There's always a tradeoff when we invest in ASX shares. If you invest in the ASX 200 shares on your watchlist today, a time when the market is still fairly close to all-time highs, you won't have as much cash around if the market crashes next week.
On the other hand, if you start hoarding cash in anticipation of that inevitable market crash, you might miss out on even more all-time highs, not to mention those handy dividend payments.
This problem has been vexing investors for as long as there's been a stock market.
I personally believe that the best course of action for most people is to invest as much as we can into ASX shares as soon as we can. After all, the market goes up far more often than it goes down. By that logic, it makes sense not to wait for those rare share market crashes, even if they do offer up the chance to buy some of the shares on our ASX 200 watchlists for a bargain.
But I can't help myself. The thrill of buying my favourite stocks in a market downturn is too great for me to invest all of my available cash into the markets at any one time. As such, I tend to keep a small portion of my portfolio in cash for that rainy day when the markets do crash.

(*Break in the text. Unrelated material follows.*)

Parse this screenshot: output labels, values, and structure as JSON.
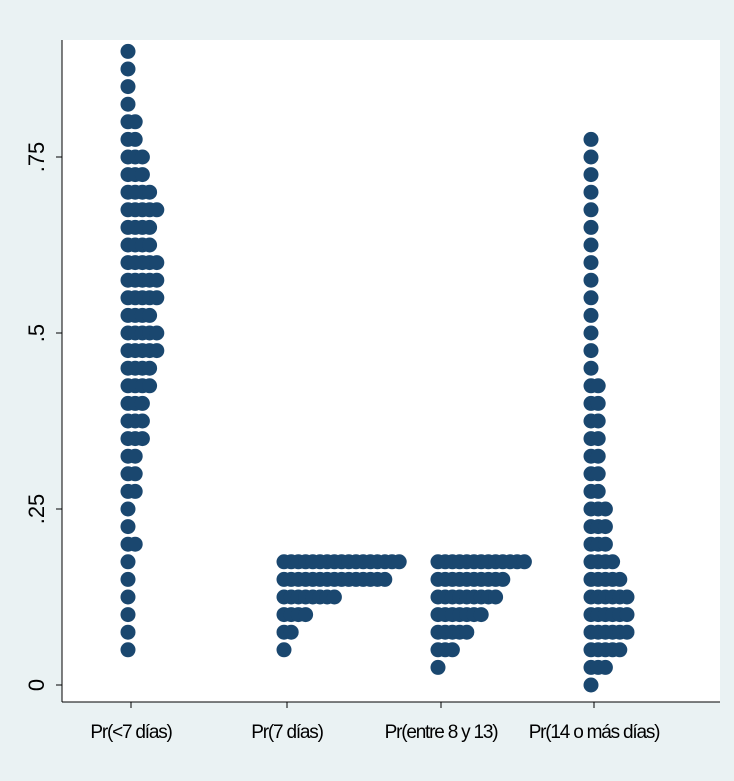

At least we get more bang for our bucks staying in cash these days, thanks to high interest rates.
So today, let's go through a couple of the shares on my ASX 200 watchlist that I can't wait to buy more of if and when the market goes through its next downturn.
My current ASX 200 share watchlist
First up is a company that I've written about extensively here at the Fool, Washington H. Soul Pattinson and Co Ltd (ASX: SOL). This diversified investment house has several notable achievements that would make it the number one stock on my ASX shopping list in the event of a market crash.
The company's stellar long-term returns, for one, are impressive. Soul Patts shares have beaten the market for decades, returning an average of 12% per annum over the 20 years to 30 June 2024. That includes share price growth and dividends. Speaking of dividends, Soul Patts also has the longest streak of raising its annual dividend on the ASX 200, delivering a shareholder pay rise every single year since 2000.
Perhaps reflecting this quality, Soul Patts shares have gained a hefty 75% or so over the past five years alone. So if there were a stock market crash, I would load the boat with this one.
Next up on my ASX 200 share watchlist is Wesfarmers Ltd (ASX: WES). Wesfarmers is the massive conglomerate behind brands like Kmart, OfficeWorks, Target and its crown jewel, Bunnings. But this sprawling business also has interests in industries ranging from lithium and gas to clothing and chemical manufacturing.
I would love to own more Wesfarmers shares, thanks to this diverse range of high-performing businesses. However, this company has exploded in value recently, rising by almost 47% over the past 12 months. As such, the Wesfarmers share price is looking a little too expensive for my taste right now. But if it fell in a market crash, I would be racing to add to my rather inadequate current position.